Herrlich muss gehen, Weinzierl kommt

dpa

Von dpa

Di, 27. April 2021

1. Bundesliga

Die Abstiegsangst führt beim Fußball-Bundesligisten FC Augsburg zum Trainerwechsel.

Der Ärger von einst ist längst vergessen. Fast fünf Jahre nach seinem Abschied mit Störgeräuschen soll Markus Weinzierl (46) den FC Augsburg vor dem Absturz aus der Bundesliga retten. Aus Angst vor dem ersten Abstieg nach inzwischen einem Jahrzehnt in der deutschen Eliteklasse trennte sich der FCA am Montag von dem aus Waldkich-Kollnau stammenden Trainer Heiko Herrlich (49) und holte den früheren Erfolgscoach aus der Joblosigkeit zurück.

"Ich habe dem Verein viel zu verdanken und möchte den FCA wieder in die Erfolgsspur führen", erklärte Weinzierl und unterschrieb im dunklen Sakko einen Vertrag bis zum 30. Juni 2022. Überzeugt sei er zudem, dass man den Klassenerhalt "gemeinsam erreichen" werde.

Weinzierl und die Fuggerstädter verbindet eine besondere Beziehung. Als Nachfolger von Jos Luhukay hatte der Straubinger den Verein zur Saison 2012/13 übernommen. Trotz einer katastrophalen Hinrunde mit nur neun Punkten hielt die Führungsspitze um den damals frisch geholten Reuter an ihm fest – es zahlte sich aus. Nach 24 Zählern in einer furiosen Rückserie hielten die Augsburger die Klasse.

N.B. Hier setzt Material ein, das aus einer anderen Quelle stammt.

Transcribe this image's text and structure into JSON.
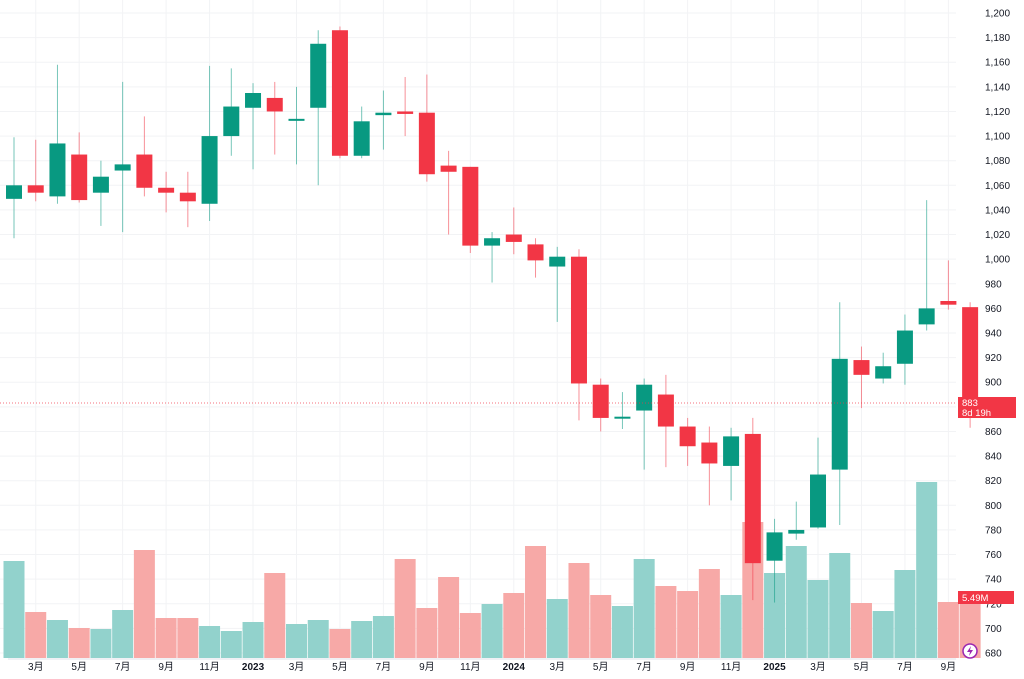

Der frühere Amateurspieler des FC Bayern führte den Club dann 2014/15 sogar sensationell auf die internationale Bühne. Unter dem selbstironischen Motto "In Europa kennt uns keine Sau" tourte der FCA durch die Europa League, erst in der Zwischenrunde erwies sich Jürgen Klopps FC Liverpool als zu stark.

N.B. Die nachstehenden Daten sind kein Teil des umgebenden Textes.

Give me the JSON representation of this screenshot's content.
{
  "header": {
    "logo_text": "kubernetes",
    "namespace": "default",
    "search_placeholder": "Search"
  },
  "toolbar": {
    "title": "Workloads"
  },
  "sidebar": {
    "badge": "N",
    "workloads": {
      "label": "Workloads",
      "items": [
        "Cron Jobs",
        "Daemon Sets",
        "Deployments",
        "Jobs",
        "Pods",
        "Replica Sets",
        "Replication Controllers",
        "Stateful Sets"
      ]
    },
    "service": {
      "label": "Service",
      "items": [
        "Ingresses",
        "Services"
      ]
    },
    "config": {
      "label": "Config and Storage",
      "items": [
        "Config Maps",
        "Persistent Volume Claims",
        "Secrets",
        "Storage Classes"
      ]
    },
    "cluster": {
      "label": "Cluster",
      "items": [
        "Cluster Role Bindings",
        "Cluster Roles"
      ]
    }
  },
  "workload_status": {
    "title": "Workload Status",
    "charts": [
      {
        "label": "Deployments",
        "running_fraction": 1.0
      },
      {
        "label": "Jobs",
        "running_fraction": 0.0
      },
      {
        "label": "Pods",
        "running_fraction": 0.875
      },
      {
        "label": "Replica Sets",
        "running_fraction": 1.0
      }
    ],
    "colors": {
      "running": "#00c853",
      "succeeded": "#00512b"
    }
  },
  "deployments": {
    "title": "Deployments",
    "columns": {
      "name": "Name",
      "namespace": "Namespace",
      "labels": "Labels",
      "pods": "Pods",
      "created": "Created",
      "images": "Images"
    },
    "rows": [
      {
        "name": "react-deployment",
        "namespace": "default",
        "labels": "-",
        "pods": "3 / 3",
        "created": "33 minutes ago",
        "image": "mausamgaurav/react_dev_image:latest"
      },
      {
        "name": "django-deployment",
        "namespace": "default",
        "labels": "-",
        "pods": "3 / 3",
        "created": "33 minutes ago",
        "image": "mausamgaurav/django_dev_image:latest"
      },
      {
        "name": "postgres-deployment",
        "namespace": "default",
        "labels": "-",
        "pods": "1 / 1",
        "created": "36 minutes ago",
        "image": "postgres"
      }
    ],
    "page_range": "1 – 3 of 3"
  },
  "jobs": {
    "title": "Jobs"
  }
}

Weinzierl war längst ein Trainer-Shootingstar und wollte höher hinaus. Erst nach wochenlangem Vertragspoker und der Zahlung der damaligen Rekordsumme von angeblich drei Millionen Euro Ablöse ließ der FC Augsburg seinen Coach im Sommer 2016 zum FC Schalke 04 ziehen. Als "enttäuschend und unglücklich" hatte Reuter damals den Abgang bezeichnet. Eine nachgeholte Verabschiedung oder Blumen für Weinzierl gab es nicht. Der kleine Frust legte sich aber schnell wieder. "Ich freue mich riesig, wieder mit Stefan Reuter und der Mannschaft zusammenzuarbeiten und an die erfolgreichen gemeinsamen Jahre anknüpfen zu können", befand Weinzierl, dem Ex-"Löwen"-Coach Reiner Maurer assistiert.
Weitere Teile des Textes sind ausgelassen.